Brax cringed, hating to hear one of his staff acting this w
ay. “This is the problem.”
“What is?” Mapoli asked.
“This. The way you don’t even give them a chance. If Captain Baldwin and the admirals, as well as the Prime, have the common sense to see a powerful ally and take advantage of the potential relationship, then so should we.” Brax sipped his Raca, savoring the first taste.
“We didn’t think…”
“That’s right. You didn’t. Our executive lieutenant is one of the finest men I’ve ever met. He sacrificed his own life to save mine. Did you know that?” Brax asked.
“But he’s alive,” Baylish replied.
Brax nodded slowly. “He is.” He didn’t want to explore the unknown fact that the Ugna could apparently rise from the dead. That was the last thing that needed spreading around. “My point is, give them a chance. I think you’ll be surprised.”
“If you say so,” Mapoli muttered, drinking another shot of the green-brown liquor in front of him.

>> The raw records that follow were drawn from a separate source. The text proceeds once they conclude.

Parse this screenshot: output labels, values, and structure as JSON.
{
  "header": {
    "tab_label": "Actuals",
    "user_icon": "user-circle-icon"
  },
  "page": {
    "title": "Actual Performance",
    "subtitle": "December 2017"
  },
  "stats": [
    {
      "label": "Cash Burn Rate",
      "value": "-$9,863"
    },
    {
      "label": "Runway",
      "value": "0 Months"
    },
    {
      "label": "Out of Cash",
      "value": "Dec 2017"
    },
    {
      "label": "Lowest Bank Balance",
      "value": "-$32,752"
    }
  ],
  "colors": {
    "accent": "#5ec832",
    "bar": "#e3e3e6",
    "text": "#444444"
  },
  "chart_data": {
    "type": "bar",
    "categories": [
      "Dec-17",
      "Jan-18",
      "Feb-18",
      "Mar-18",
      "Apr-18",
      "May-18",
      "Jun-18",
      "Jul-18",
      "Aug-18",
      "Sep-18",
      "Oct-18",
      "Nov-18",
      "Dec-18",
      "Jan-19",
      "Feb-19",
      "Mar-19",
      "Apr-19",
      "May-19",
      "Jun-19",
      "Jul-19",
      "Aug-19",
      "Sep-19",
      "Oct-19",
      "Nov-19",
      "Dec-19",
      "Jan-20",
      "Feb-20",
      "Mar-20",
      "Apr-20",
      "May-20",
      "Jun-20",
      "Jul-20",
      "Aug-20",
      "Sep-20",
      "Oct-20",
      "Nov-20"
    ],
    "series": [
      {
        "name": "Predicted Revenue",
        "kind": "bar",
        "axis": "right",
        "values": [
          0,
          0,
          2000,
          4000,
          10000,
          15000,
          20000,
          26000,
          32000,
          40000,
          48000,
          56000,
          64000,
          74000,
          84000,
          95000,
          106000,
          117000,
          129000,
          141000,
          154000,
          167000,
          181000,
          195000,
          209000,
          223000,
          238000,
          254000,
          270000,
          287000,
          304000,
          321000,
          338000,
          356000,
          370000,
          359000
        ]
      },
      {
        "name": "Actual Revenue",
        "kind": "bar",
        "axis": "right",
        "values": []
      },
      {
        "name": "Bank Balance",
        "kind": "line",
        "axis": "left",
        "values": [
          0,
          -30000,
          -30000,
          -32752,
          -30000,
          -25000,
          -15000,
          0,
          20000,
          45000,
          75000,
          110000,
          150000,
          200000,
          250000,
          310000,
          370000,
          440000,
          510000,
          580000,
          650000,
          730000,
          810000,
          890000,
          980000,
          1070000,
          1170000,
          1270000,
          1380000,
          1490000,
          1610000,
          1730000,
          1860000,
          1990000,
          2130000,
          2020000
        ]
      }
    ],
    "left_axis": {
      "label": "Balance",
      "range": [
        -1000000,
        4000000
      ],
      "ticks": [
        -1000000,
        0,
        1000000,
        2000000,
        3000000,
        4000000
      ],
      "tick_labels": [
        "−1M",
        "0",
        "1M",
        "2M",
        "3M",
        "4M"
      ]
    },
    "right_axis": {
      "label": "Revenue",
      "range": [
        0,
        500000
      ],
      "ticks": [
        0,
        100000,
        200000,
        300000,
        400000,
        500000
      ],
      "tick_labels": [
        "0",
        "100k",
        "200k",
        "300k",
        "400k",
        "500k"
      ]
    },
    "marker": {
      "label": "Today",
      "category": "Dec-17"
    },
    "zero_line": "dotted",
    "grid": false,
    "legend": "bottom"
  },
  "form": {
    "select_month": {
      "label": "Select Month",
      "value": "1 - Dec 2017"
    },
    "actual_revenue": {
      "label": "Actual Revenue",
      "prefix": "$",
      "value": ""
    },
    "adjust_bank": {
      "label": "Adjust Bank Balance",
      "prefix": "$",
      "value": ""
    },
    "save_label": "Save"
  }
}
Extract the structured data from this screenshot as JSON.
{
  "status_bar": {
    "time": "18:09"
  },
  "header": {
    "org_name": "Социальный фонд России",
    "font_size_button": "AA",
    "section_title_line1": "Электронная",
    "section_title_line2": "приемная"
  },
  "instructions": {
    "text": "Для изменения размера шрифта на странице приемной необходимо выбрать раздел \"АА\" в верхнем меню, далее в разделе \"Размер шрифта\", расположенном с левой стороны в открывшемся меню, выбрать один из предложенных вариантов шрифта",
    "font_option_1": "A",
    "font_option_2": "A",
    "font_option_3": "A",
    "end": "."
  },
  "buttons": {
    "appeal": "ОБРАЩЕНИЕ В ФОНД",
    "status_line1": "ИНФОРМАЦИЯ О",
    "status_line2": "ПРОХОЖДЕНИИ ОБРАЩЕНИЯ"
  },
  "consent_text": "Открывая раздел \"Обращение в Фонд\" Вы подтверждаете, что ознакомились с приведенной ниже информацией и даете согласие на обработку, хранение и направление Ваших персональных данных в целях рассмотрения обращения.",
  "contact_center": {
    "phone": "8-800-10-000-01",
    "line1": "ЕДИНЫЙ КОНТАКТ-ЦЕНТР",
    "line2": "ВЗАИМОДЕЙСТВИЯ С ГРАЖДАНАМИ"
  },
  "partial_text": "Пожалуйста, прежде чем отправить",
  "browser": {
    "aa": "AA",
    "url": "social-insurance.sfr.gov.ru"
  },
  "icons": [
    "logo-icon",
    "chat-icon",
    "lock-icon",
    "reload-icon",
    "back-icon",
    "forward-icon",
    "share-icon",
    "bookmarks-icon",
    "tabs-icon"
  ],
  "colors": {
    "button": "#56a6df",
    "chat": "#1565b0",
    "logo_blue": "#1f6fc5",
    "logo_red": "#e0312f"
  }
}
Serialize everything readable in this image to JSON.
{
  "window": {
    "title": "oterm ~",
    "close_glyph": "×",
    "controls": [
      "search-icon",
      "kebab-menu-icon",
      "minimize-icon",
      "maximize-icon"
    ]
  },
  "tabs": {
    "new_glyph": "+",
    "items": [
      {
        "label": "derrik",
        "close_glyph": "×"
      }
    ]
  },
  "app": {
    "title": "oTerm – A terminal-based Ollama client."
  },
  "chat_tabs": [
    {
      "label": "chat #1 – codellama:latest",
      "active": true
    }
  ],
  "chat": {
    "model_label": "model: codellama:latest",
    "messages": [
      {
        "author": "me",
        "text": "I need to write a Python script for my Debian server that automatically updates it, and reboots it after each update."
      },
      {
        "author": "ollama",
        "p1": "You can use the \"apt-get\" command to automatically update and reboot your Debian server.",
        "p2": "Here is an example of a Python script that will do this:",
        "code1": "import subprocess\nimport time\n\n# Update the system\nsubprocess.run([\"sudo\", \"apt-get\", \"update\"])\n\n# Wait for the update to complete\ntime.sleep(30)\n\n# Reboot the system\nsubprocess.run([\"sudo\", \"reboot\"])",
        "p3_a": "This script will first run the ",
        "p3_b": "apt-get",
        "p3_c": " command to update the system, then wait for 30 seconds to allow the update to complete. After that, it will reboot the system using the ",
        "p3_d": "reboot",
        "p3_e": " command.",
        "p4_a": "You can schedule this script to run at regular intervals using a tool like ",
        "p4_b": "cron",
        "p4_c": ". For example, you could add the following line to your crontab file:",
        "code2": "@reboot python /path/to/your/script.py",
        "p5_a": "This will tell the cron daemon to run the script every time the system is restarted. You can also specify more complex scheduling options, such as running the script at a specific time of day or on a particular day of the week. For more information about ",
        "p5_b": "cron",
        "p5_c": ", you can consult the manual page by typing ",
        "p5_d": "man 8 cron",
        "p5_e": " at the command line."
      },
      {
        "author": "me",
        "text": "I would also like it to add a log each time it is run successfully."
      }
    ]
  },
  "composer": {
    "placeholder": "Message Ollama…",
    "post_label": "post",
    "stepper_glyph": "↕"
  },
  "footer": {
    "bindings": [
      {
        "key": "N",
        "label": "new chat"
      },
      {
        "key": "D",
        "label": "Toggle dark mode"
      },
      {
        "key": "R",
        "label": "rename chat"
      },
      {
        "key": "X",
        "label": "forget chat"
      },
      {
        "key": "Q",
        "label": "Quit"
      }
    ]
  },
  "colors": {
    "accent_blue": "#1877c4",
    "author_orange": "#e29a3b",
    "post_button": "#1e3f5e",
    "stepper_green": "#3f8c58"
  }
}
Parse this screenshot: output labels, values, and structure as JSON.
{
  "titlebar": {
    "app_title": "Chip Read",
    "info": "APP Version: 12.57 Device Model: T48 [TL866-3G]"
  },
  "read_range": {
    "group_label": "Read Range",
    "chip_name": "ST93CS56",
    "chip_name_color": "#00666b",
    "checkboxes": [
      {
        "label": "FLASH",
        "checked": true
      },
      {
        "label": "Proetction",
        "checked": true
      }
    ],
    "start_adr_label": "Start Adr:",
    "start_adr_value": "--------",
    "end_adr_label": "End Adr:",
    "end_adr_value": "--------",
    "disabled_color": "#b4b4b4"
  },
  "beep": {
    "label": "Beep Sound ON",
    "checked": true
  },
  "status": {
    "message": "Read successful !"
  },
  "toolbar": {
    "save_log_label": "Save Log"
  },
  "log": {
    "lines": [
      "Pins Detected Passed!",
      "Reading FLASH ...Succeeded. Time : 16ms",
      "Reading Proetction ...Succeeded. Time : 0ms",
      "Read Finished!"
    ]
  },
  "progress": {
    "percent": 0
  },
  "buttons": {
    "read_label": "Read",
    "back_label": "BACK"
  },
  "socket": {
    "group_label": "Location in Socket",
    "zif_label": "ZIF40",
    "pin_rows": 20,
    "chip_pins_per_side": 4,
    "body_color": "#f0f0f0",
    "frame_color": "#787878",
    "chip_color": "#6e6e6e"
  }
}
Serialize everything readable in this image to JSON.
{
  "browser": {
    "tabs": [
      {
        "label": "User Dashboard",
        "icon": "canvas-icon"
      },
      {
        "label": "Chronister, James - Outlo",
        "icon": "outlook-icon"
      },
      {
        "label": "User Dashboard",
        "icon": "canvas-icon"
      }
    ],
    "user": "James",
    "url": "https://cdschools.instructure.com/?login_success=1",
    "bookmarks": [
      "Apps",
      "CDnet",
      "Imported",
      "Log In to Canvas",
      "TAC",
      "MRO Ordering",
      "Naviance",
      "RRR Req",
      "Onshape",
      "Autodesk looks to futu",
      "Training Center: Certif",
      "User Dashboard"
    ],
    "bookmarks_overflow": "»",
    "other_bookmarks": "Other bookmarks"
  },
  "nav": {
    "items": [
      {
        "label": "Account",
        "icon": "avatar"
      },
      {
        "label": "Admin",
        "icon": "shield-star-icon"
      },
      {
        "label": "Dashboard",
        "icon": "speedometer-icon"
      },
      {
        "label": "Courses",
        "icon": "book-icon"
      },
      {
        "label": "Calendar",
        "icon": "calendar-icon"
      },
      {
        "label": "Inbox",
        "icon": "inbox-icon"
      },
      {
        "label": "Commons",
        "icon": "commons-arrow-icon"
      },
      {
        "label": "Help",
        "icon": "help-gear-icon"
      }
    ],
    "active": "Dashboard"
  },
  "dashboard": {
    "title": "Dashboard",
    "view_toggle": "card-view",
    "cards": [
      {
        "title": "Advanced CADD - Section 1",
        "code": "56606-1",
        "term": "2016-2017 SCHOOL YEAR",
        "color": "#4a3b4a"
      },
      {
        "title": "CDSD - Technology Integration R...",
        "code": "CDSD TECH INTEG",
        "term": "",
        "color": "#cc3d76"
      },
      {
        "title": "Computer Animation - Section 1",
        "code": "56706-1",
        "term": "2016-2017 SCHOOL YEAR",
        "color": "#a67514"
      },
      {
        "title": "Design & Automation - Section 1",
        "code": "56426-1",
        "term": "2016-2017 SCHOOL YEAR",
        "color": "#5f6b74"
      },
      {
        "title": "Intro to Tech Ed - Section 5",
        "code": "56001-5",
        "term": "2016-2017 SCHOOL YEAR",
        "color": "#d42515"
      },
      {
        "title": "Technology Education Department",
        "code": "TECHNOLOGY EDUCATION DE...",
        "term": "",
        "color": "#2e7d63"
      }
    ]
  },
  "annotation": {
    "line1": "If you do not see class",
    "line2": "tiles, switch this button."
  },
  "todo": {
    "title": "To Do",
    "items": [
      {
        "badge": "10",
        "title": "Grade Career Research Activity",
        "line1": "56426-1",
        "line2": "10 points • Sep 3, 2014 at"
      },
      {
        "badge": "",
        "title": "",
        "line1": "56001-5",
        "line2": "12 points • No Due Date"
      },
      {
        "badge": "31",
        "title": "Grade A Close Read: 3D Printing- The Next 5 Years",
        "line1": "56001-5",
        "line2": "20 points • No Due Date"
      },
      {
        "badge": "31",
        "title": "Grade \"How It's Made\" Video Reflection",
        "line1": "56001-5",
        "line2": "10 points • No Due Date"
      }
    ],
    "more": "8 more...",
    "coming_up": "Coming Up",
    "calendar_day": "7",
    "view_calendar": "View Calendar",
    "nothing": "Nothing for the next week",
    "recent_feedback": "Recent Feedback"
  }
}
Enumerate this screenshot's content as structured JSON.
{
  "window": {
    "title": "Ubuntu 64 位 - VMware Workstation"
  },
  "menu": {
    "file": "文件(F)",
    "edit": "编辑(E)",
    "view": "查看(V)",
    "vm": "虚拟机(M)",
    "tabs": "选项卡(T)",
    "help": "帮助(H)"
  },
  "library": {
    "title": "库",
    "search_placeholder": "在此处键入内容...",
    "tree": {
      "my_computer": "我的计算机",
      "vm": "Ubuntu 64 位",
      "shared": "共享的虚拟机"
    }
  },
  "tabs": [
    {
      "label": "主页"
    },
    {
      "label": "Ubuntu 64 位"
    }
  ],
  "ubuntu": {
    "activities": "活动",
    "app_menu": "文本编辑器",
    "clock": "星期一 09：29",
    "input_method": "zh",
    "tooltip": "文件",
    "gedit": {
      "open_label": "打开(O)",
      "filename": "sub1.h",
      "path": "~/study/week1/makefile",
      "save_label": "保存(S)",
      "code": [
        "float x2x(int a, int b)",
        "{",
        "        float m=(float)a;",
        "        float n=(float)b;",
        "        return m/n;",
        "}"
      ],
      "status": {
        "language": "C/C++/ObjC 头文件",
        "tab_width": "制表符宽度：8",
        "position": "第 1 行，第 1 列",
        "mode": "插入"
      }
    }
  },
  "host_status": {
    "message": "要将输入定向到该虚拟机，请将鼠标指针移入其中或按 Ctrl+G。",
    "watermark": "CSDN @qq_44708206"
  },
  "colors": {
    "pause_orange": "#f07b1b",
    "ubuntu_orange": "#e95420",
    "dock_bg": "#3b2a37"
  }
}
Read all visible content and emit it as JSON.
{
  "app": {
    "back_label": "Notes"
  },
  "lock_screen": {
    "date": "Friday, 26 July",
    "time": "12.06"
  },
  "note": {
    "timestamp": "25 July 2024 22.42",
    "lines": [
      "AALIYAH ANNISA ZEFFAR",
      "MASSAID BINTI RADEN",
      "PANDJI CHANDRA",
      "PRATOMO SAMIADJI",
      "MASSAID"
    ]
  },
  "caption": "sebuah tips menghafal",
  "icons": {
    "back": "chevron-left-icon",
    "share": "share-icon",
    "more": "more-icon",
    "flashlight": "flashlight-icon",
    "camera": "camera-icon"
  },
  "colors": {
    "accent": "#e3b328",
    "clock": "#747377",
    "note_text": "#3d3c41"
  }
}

Brax made an excuse and left their company. If their own crew were already this much against the Ugna, what hope did they have? He’d need to broach the subject with Captain Baldwin right away.
He left the lounge, wondering where Ven had disappeared to.
Four
The Ugna ship was unlike anything Ven had ever seen. The energy was invigorating. Everywhere he went, people like him were working, using their minds to perform the ship’s functions. Their vessels were far smaller than Constantine, and they only had two decks, each with twenty-foot ceilings. The corridors spread wide, making everything feel quite impressive. The design was utilitarian, as he’d expected, but sleek and smooth: an intricate blend of old world and lustrous space travel.
“What do you think, Ven Ittix?” Elder Fayle asked as she toured him around Vastness, their flagship. He’d learned this was her own personal ship when she traveled anywhere, and it showed in the casual deference the crew offered her.